Not Just a Name

In Psalm 97 David continues the regnal theme, beginning once more with the emphatic exultation, “The LORD reigns,” but rather than appealing to the Israelites to announce this to the nations against the futility of their paganism, the whole earth now has reason to rejoice in recognizing the LORD’s reign (Psa. 97:1). Building on the imagery of Sinai as did the Song of Deborah (Ex. 19:16-18; Jdg. 5:4-5), he declares the LORD’s righteous judgment, sure victory, and powerful presence (Psa. 97:2-5).  However, this declaration from above shines forth to all (Psa. 97:6) with such force that it offers evidence to pagan idolaters of their error and provides impetus for the angelic throng to worship (Psa. 97:7). Israel also responds to the LORD’s will (Psa. 97:8) in recognition of His exaltation (Psa. 97:9). Thus having established His worthiness to reign and the expanse of His kingdom in a reign built on righteousness, he turns his attention to the subjects of the kingdom. Describing them in essence by their love for the LORD, he follows with an unexpected contrast: “hate evil!” (Psa. 97:10). The powerful contrast of love and hate adds immediate strength to other implied contrasts between the LORD and evil.
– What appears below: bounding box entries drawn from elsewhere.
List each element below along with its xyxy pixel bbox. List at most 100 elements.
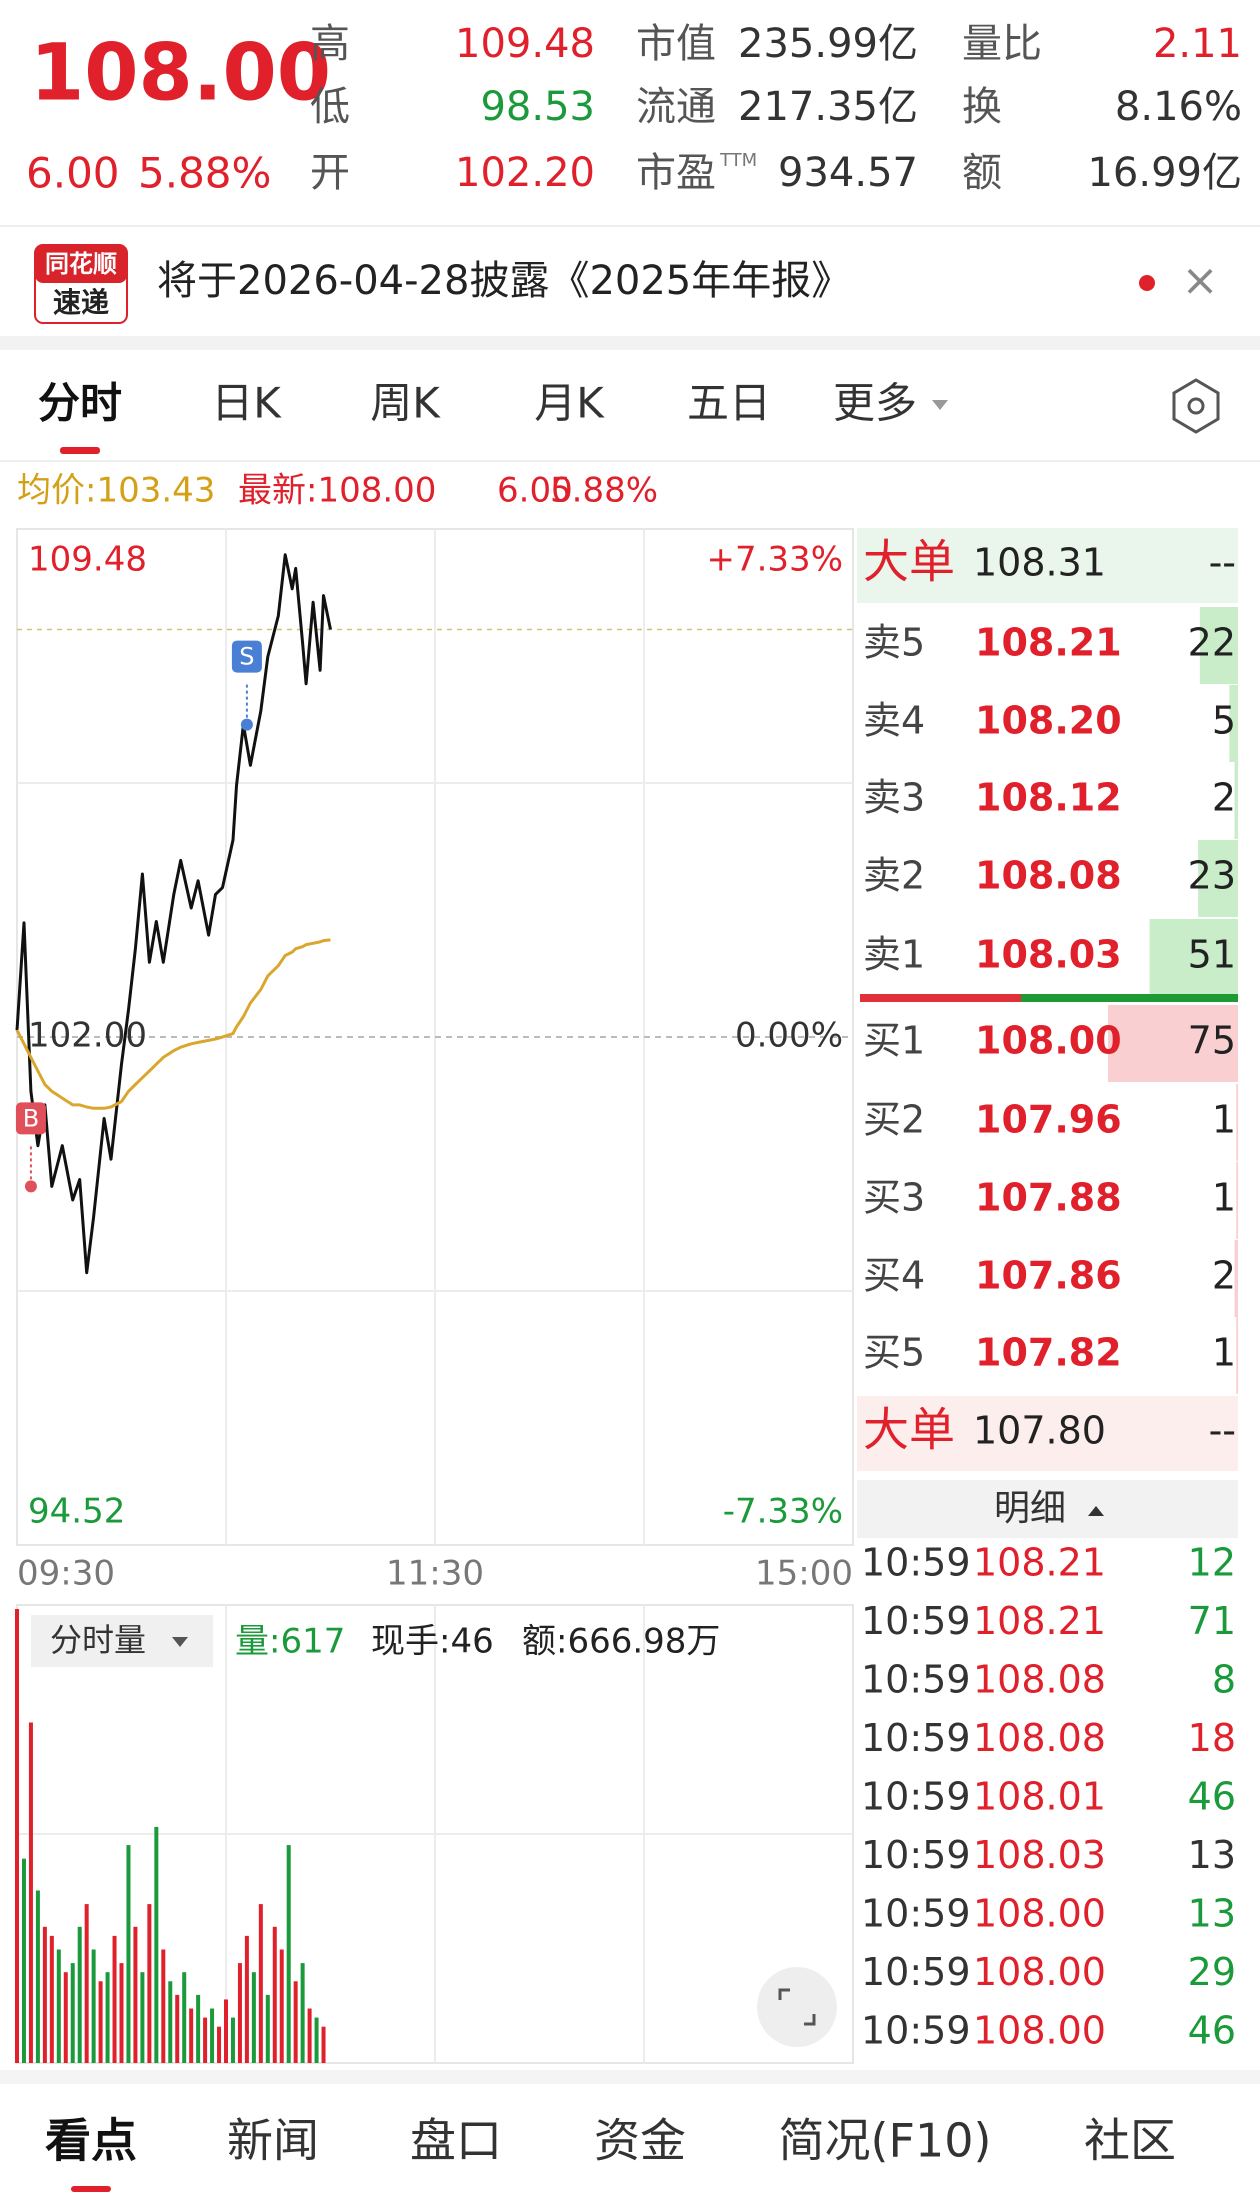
price: 108.00 [30,28,331,118]
volume-bar [56,1949,61,2063]
bottom-tab[interactable]: 看点 [45,2114,137,2168]
volume-bar [147,1904,152,2063]
volume-bar [161,1949,166,2063]
notice-text[interactable]: 将于2026-04-28披露《2025年年报》 [157,258,851,304]
summary-change: 6.00 [497,471,573,511]
volume-bar [272,1926,277,2063]
amount-value: 额:666.98万 [522,1622,720,1662]
bottom-tab[interactable]: 资金 [594,2114,686,2168]
volume-bar [42,1926,47,2063]
depth-qty: 2 [1212,1254,1236,1298]
tick-time: 10:59 [861,1599,971,1643]
volume-bar [286,1845,291,2063]
volume-value: 量:617 [235,1622,345,1662]
fullscreen-button[interactable] [757,1967,837,2047]
tab[interactable]: 日K [211,379,282,428]
tick-price: 108.08 [973,1716,1106,1760]
stat-value: 235.99亿 [738,21,918,67]
depth-label: 卖5 [863,621,925,665]
volume-bar [49,1935,54,2063]
stat-value: 934.57 [778,150,918,196]
hand-value: 现手:46 [371,1622,494,1662]
trade-marker-dot [240,718,253,731]
change: 6.00 [26,149,120,198]
volume-bar [98,1981,103,2063]
depth-label: 买1 [863,1019,925,1063]
unread-dot [1139,275,1155,291]
big-order-row [857,1396,1238,1471]
tab[interactable]: 五日 [687,379,771,428]
tab[interactable]: 更多 [833,379,917,428]
details-header[interactable] [857,1480,1238,1538]
depth-qty: 5 [1212,699,1236,743]
y2-tick-label: -7.33% [723,1492,843,1532]
depth-label: 卖2 [863,854,925,898]
depth-label: 买4 [863,1254,925,1298]
stat-label: 流通 [636,84,716,130]
volume-bar [126,1845,131,2063]
tick-time: 10:59 [861,1950,971,1994]
volume-bar [244,1935,249,2063]
depth-bar [1236,1084,1238,1161]
volume-bar [293,1981,298,2063]
depth-price: 108.12 [975,776,1122,820]
depth-bar [1236,1162,1238,1239]
bottom-tab[interactable]: 社区 [1084,2114,1176,2168]
tab[interactable]: 分时 [38,379,122,428]
depth-bar [1149,919,1238,996]
depth-qty: 22 [1188,621,1236,665]
tick-price: 108.03 [973,1833,1106,1877]
depth-bar [1236,1317,1238,1394]
tab[interactable]: 周K [370,379,441,428]
tick-price: 108.08 [973,1658,1106,1702]
bottom-tab[interactable]: 新闻 [227,2114,319,2168]
bottom-tab[interactable]: 简况(F10) [779,2114,992,2168]
details-title: 明细 [994,1488,1066,1529]
bottom-tab-indicator [71,2186,111,2192]
x-tick-label: 09:30 [17,1554,115,1594]
depth-price: 107.80 [973,1409,1106,1453]
volume-bar [196,1994,201,2063]
volume-bar [251,1972,256,2063]
close-button[interactable]: × [1182,255,1219,306]
volume-bar [91,1949,96,2063]
bottom-tab[interactable]: 盘口 [410,2114,502,2168]
separator-band [0,336,1260,350]
trade-marker[interactable] [231,640,262,673]
depth-qty: -- [1209,541,1236,585]
change-pct: 5.88% [138,149,271,198]
depth-qty: 1 [1212,1176,1236,1220]
stat-value: 8.16% [1115,84,1242,130]
trade-marker-dot [24,1180,37,1193]
tick-price: 108.00 [973,1950,1106,1994]
volume-bar [154,1826,159,2063]
stat-label: 换 [962,84,1002,130]
depth-label: 大单 [863,1403,955,1457]
trade-marker-label: B [23,1104,39,1132]
depth-price: 108.20 [975,699,1122,743]
sort-arrow [1088,1506,1104,1516]
volume-bar [279,1949,284,2063]
tick-qty: 13 [1188,1833,1236,1877]
summary-change-pct: 5.88% [550,471,658,511]
tick-qty: 71 [1188,1599,1236,1643]
volume-bar [175,1994,180,2063]
depth-bar [1234,762,1238,839]
volume-bar [314,2017,319,2063]
volume-bar [182,1972,187,2063]
volume-bar [63,1972,68,2063]
settings-icon[interactable] [1172,378,1220,434]
stat-label: 市盈 [636,150,716,196]
stat-label: 市值 [636,21,716,67]
x-tick-label: 11:30 [386,1554,484,1594]
trade-marker[interactable] [15,1102,46,1135]
volume-bar [168,1981,173,2063]
stat-label: 高 [310,21,350,67]
stat-value: 217.35亿 [738,84,918,130]
tick-qty: 13 [1188,1892,1236,1936]
depth-label: 买3 [863,1176,925,1220]
stat-label-sup: TTM [719,150,757,171]
y-tick-label: 109.48 [28,540,147,580]
tab[interactable]: 月K [534,379,605,428]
However, the exhortation of responsibility holds manifold blessings as well, because the LORD will then deliver and preserve His people (Psa. 97:10). Therefore, the righteous and upright have reason to hope (Psa. 97:11), reasons to rejoice, and reasons to give thanks when they recall what the LORD has done (Psa. 97:12).

Taken generically, all of this sounds pleasing to the godly ear, but the placement of the psalm and the nuances of the text offer far more than general encouragement, and this becomes clear upon considering Hebrews 1:6, “But when He again brings the firstborn into the world, He says: ‘Let all the angels of God worship Him’” (Heb. 1:6), a quotation of Psalm 97:7 identifying without question the “gods” as angels and the “Him” as Jesus Himself. Therefore, just as the previous psalm anticipated the crowning of Jesus as King, so also does Psalm 97 anticipate the time when the Son of God would reign. This, then, formed the foundation of the psalm’s promised blessings, of the reason to hope, rejoice, and give thanks. Jesus’ incarnation and sacrifice offered exactly what the world needed, Jew and Gentile alike (Rom. 3:23). Thus, the deliverance and preservation He made possible transcend this life and extend into eternity. The message announced with the imagery of the Old Covenant is the New Covenant which supplanted it, a covenant for Jew and Gentile alike. Most of all, the One who came, the One who reigns, the One who saves, and the One worthy of angelic worship is none other than Yahweh Himself. Encased in a simple psalm extolling the virtues and majesty of the one true God, the Holy Spirit placed the seed to demonstrate the deity of the Son of God. While the subtleties of the text kept the full meaning dormant for centuries, the simple reality of Jesus and the gospel proves not only the beauty of the Davidic hope but its true force as well.